- Born: 1568 Syracuse, Kingdom of Sicily
- Died: 7 September 1650 (aged 81–82) Rome, Papal States
- Resting place: San Benedetto in Piscinula
- Occupation: Religious, scholar, historian
- Family: Ottavio Gaetani

= Constantino Cajetan =

Benedictine scholar

Constantino Cajetan (1560 in Syracuse, Sicily - 17 September 1650 in Rome) was a Benedictine scholar.

==Life==
Although his brothers, Ottavio and Alfonso, joined the Society of Jesus, Constantino became a Benedictine (29 October 1586) at San Nicolò d'Arena in Catania. He was soon called to Rome by Pope Clement VIII, who confided to the promising young scholar an edition of the works of St. Peter Damian, which he executed in four folio volumes (Rome, 1606 et saep.). His constant and successful researches in Roman archives won him the friendship of Cardinal Baronius, through whom he was made titular Abbot of San Baronzio in the Diocese of Pistoia, and custodian of the Vatican Library. The latter important office he held under four popes until his death.
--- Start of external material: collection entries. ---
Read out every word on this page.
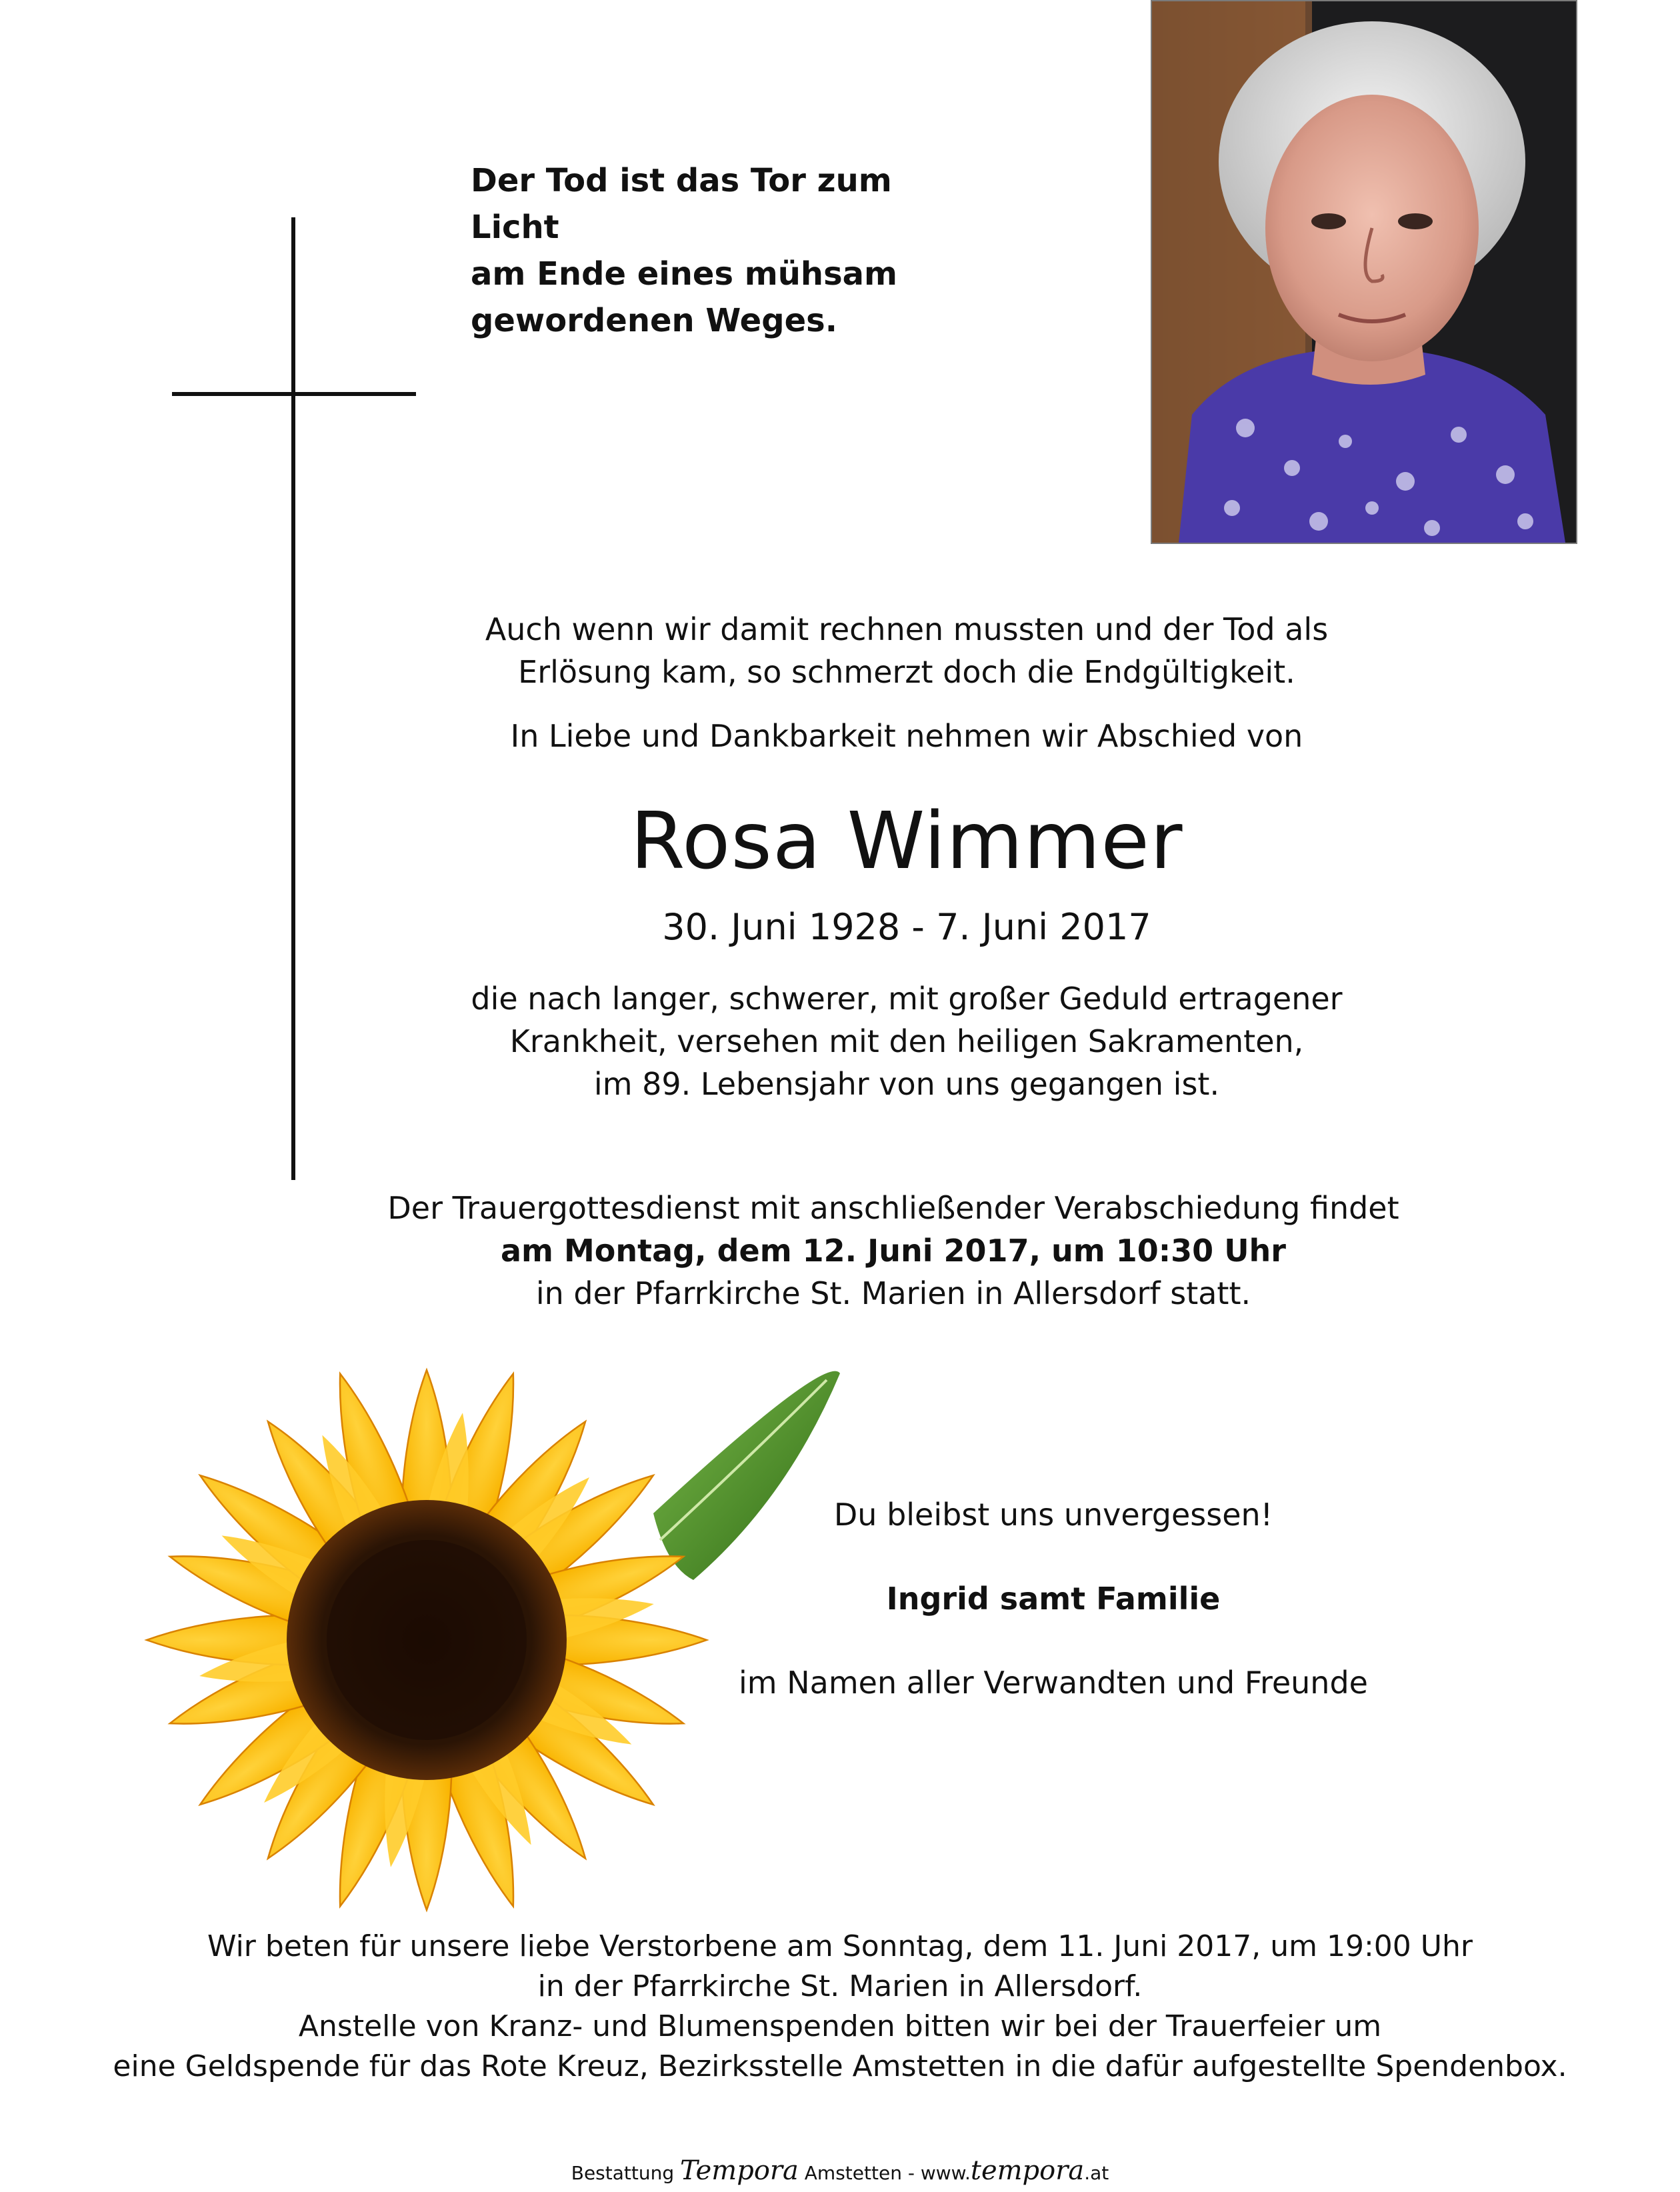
Der Tod ist das Tor zum Licht
am Ende eines mühsam
gewordenen Weges.
Auch wenn wir damit rechnen mussten und der Tod als
Erlösung kam, so schmerzt doch die Endgültigkeit.
In Liebe und Dankbarkeit nehmen wir Abschied von
Rosa Wimmer
30. Juni 1928 - 7. Juni 2017
die nach langer, schwerer, mit großer Geduld ertragener
Krankheit, versehen mit den heiligen Sakramenten,
im 89. Lebensjahr von uns gegangen ist.
Der Trauergottesdienst mit anschließender Verabschiedung findet
am Montag, dem 12. Juni 2017, um 10:30 Uhr
in der Pfarrkirche St. Marien in Allersdorf statt.
Du bleibst uns unvergessen!
Ingrid samt Familie
im Namen aller Verwandten und Freunde
Wir beten für unsere liebe Verstorbene am Sonntag, dem 11. Juni 2017, um 19:00 Uhr
in der Pfarrkirche St. Marien in Allersdorf.
Anstelle von Kranz- und Blumenspenden bitten wir bei der Trauerfeier um
eine Geldspende für das Rote Kreuz, Bezirksstelle Amstetten in die dafür aufgestellte Spendenbox.
Bestattung Tempora Amstetten - www.tempora.at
Baronius was indebted to him in the composition of his Annales Ecclesiastici, and praised Cajetan's knowledge of the Roman archives.

==Works==
He wrote on ecclesiastical history; the long list of his writings may be seen in Magnoald Ziegelbauer. Among them are a life of the liturgist, St. Amalarius of Trier (Rome, 1612), annotated lives of St. Isadore of Seville, St. Ildephoses of Toledo, Cardinal Gregory of Ostia, notes on the life of St. Anselm, an annotated edition of the Vita Gelasii II by Pandolfo of Pisa, treatises on the primacy and the Roman episcopate of St. Peter. He was persuaded that St. Gregory the Great was a genuine disciple of St. Benedict, and wrote in defense of this thesis De S. Gregorii monachatu benedictino libri duo (Salzburg, 1620). The authorship of the Imitation of Christ interested him also, and he several times supported the Benedictine Jean Gerson.
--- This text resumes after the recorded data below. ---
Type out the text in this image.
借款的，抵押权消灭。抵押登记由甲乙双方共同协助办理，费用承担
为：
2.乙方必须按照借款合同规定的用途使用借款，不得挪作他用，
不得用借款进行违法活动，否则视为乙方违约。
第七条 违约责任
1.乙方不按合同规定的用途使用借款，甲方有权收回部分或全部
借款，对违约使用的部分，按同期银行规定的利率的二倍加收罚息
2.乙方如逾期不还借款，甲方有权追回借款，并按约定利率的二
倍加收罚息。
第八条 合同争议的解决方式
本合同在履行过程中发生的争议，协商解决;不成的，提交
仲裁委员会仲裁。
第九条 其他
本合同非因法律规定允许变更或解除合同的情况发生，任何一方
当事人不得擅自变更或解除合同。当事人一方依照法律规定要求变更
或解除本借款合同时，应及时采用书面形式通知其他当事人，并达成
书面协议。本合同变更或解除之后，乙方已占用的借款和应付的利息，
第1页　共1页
His ardor for the glory of the Benedictine Order troubled his judgment occasionally, says Father Hurter, e.g. when he claimed for it such persons as St. Columbanus of Bobbio, St. Thomas Aquinas, St. Francis of Assisi, St. Ignatius Loyola. He inaugurated the controversy concerning the authorship of the work known as the Spiritual Exercises of St. Ignatius by his book De religiosâ S. Ignatii, sive S. Enneconis fundatoris soc. Jesu per Benedictinos institutione, deque libello exercitiorum ejusdem ab Exercitatorio Cisnerii desumpto (Venice, 1641), in which he claimed priority for the Exercitatorium Spirituale of Garcias de Cisneros, Benedictine Abbot of Santa Maria de Montserrat (1455–1510). Both this work and the Achates, or reply of Giovanni Rho, S.J., were placed on the Index of Forbidden Books in 1646.

==Legacy==
Cajetan was a collector of books, and at his death left his fortune to the Bibliotheca Aniciana, founded by him in honor of the family of St. Gregory the Great (Gens Anicia); the books have since been divided between the Propaganda Library and that of the Sapienza, or Roman University. To many his chief title to fame will rest on his claim to be considered the first promoter, if not the founder, of the Propaganda College at Rome. He had long hoped to found at Rome a Collegium Gregorianum de propagandâ fide, in which young Benedictines might be trained for foreign missions, after the spirit and teachings of St. Gregory the Great, Apostle of the Anglo-Saxons. He really opened a house of studies for this purpose in the monastery of San Benedetto in Piscinula at Rome, and this may be looked on as historically the germ of Propaganda. His idea was taken up seriously by Pope Gregory XV (1621–23), who enlarged and modified until it took shape as the "Collegium [later Urbanum] de propagandâ fide". The pioneer labors of Cajetan received due recognition by his nomination as first consultor of the new college.